As an agent of the defendant, Mrs. Menerey wrote the policies in question and made report thereof to the defendant company. It thus obtained information that the plaintiff's property was covered by its insurance. When the loss occurred, the policies were still in the hands of the agent. They had been left there by the plaintiff, and her possession of them was that of the plaintiff, and not of the company. On December 14th, when plaintiff paid the agent the balance of the premium, he testified that he "asked her for the policies. She said the policies had gone in for cancellation." Mrs. Menerey testified that she sent the policies to the defendant; that she reported the loss, and that an adjuster, sent by the company, came to her office and examined her records of the policies issued, and that the policies were returned to her from the defendant a few days before *570 she turned them over to plaintiff's attorney on February 9th.

J.E. Ettinger, who held a mortgage on the home property, testified that he asked for the policy made payable to him as his interest should appear, and Mrs. Menerey told him that it had been sent in for cancellation. It does not appear that these policies were canceled. Defendant's officials well know that, to entitle plaintiff to recover under them, he must file proofs of loss within 60 days after the fire occurred. They also knew, or should be charged with knowing, that plaintiff must have the policies in his possession in order to submit such proofs, and yet they retained them in their possession until after the 60-day period had expired.

While, as before stated, Mrs. Menerey's possession was the possession of the plaintiff, it was her duty to him to deliver the policies upon his request therefor. This she failed to do, but sent them to the defendant. Her explanation is, "I thought they were no use to anybody after a fire with a total loss. I didn't think they was any use to anybody." When the officials of the company received these policies, they had been informed of the loss and had sent an adjuster to investigate it. It also appears that the letter written by plaintiff to Mrs. Menerey on January 9th (above quoted) was produced on the hearing by defendant's attorney. Mrs. Menerey testified that she did not know whether she had sent it to the company or not. The jury might well have found that she did so. The retention of the policies by the defendant until after the time for making proofs of loss had expired, in view of the information conveyed to it that plaintiff was seeking to secure them or the name of the insurer, was inexcusable.

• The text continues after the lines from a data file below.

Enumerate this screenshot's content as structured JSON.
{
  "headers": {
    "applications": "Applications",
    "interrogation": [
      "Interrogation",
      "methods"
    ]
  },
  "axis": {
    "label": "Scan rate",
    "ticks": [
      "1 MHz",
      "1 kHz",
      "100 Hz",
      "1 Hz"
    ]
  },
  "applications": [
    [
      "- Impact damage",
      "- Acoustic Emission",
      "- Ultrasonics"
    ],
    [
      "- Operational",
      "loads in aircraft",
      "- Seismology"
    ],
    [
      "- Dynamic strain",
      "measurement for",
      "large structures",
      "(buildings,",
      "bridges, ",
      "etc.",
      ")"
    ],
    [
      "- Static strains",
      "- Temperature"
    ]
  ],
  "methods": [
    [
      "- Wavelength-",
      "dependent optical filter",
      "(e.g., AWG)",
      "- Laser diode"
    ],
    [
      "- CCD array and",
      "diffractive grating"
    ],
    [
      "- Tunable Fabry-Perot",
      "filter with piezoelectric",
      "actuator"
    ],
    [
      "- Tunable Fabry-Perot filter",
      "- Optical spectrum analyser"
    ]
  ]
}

Had it mailed the policies to the plaintiff, or sent them to *571 its agent with instructions to deliver them, the necessary proofs would doubtless have been furnished. By its own acts it prevented a compliance with the terms of its policies, and cannot now be heard to rely on such noncompliance as a defense to this action.

The judgment is reversed, with costs, and a new trial ordered.

WIEST, C.J., and BUTZEL, CLARK, McDONALD, POTTER, NORTH, and FEAD, JJ., concurred.